2. Increase support reinforcement
The objective of the additional sub-point reinforcement is to reduce the computational boundaries of the bent building blocks to reduce the impact of the load on the reinforced building blocks and to increase the level of the structural load. The act is simple and reliable, but it is susceptible to undermining the original description and use of buildings and may reduce the use of space; it applies to the consolidation of concrete structures permitted under specific conditions。
3. Other enhancements
Auxiliary structural strengthening is the partial or total sharing of the load of the reinforced beams with alternative support components such as steel, steel slabs or condensed concrete beams。
With the addition of armpits in the vicinity, the effective level of cross-sections in the vicinity has increased, resulting in increased cross-section resistance and shear resistance。

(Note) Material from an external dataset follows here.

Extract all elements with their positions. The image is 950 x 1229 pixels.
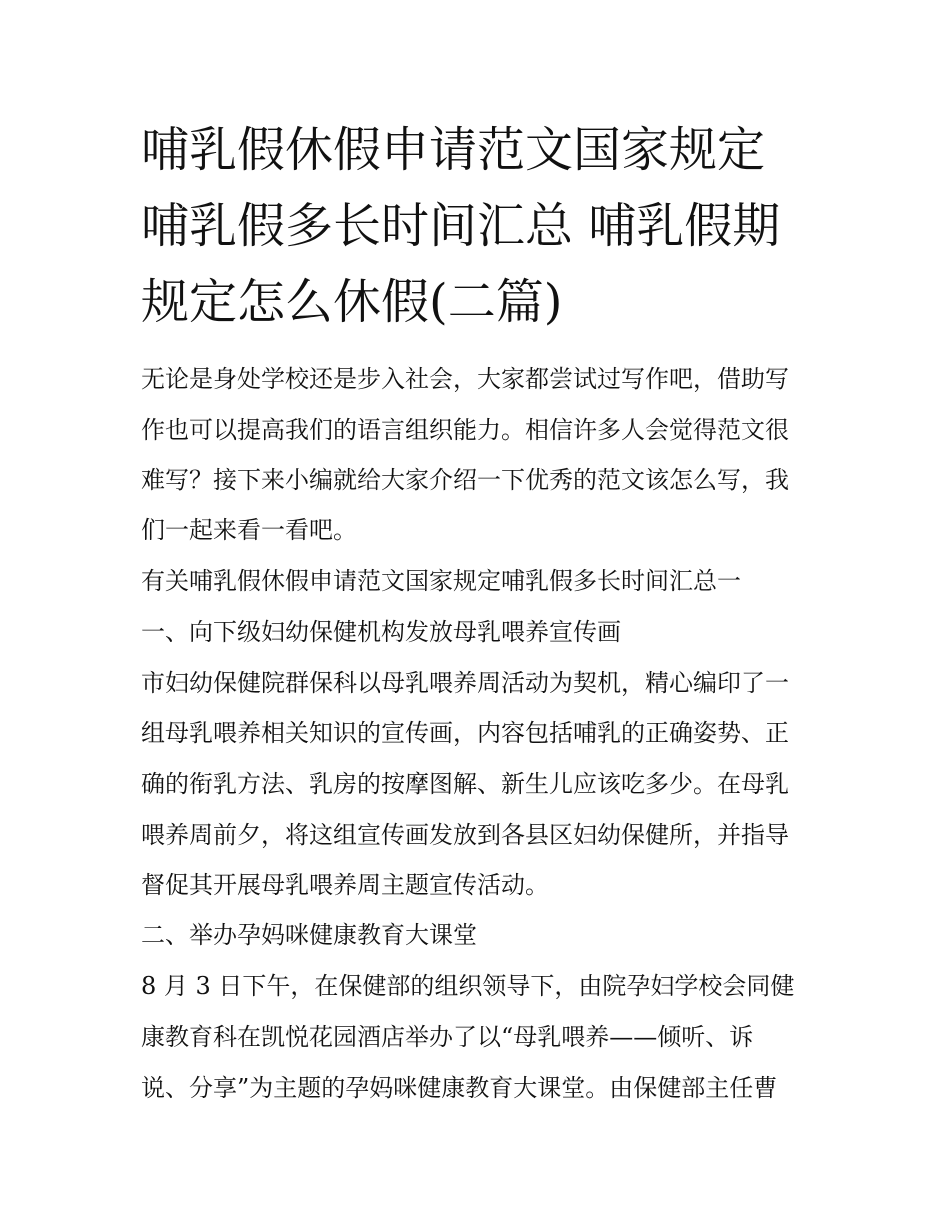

3. Technologies for use in conjunction with concrete structural enhancement
1. Transfer of technology
A generic description of technologies such as the removal of pillars (or walls), beams and beams and beams; an integrated technology consisting of technology such as the reinforcement of the relevant structures, the elevation and repositioning of the upper structure and the removal of obsolete components; a retrofitting that applies to existing buildings; and the advantages of a short construction time, low cost and low impact on life and production compared to traditional practices, but higher technical requirements, which require skilled workers to do so to ensure safety。
2. Tighting
A simpler and effective connection and anchoring technique for concrete structures; it can be implanted in ordinary steel bars or bolt anchors; it has been widely applied to the retrofitting of existing buildings, such as the remediation of broken steel bars or the deviation of steel bars from the design position in the construction work, the reinforcement of components by an increased cross-section, the extension of the upper structure, the length of beams, poles, floors and the embracing of the upper structures。
3. Combination technology
Depending on the cause, nature and size of the concrete cracks, different cover-up methods are used to repair them, allowing for the restoration of the reduced use function and durability of the structures as a result of the cracks; they apply to the treatment of the various types of cracks in existing buildings, but, in addition to repairing, corresponding reinforcements are required. Internal amendments。

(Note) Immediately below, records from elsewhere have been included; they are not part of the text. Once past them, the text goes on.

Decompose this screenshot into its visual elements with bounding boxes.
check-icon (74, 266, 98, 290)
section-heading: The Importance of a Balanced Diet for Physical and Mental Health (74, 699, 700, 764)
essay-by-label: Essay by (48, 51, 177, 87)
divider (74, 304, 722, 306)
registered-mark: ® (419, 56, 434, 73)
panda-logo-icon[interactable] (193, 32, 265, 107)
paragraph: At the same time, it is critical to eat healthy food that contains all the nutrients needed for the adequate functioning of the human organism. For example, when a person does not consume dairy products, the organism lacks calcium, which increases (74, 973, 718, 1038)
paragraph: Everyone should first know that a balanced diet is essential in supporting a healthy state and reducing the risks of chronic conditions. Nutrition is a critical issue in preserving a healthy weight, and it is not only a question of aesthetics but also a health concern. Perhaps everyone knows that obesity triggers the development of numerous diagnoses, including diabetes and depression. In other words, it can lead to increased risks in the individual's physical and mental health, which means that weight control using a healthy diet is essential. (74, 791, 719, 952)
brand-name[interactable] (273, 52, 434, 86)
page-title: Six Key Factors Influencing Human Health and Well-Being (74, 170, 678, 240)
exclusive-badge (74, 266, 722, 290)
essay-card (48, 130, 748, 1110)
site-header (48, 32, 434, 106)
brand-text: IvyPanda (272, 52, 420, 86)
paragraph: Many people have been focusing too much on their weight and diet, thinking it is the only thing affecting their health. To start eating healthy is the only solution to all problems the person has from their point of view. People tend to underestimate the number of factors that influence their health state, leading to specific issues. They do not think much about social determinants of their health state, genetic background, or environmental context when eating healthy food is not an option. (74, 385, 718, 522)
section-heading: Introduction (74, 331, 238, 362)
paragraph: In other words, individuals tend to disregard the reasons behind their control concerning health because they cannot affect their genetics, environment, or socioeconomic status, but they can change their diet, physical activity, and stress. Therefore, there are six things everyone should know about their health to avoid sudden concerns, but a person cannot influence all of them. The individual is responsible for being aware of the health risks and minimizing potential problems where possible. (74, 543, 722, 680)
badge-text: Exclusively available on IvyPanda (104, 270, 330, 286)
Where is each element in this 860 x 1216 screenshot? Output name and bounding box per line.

The internal process of repairing is the use of a pressure pump to put glue material pressure into concrete cracks, which is rigid and which restores the wholeness of the original structure through its adhesiveness. The method applies to the larger width of the cracks, which affect the integrity and safety of the structure and its durability, or to the repair of the cracks required, for example, to protect against water seepage。
4. Technologies for carbonized concrete restoration
This refers to techniques that contain the corrosive erosion of steel by carbonization by restoring or increasing resistance to the alkaline (passivation) of concrete。
5. Concrete surface treatment technology
This refers to specific techniques for cleaning concrete surface stains, oil trails, residues and other attachments, such as chemical methods, mechanical methods, sand spray methods, vacuum fumes and water pumping methods。
6. Concrete surface sealing technology
Technology for waterproofing, tideproofing and fracking of concrete using flexible sealant filling, polymer slurries, coatings, etc。
7. Other technologies
E. G. Structure, building transfer technology, restructuring self-invulsive frequency technology, etc。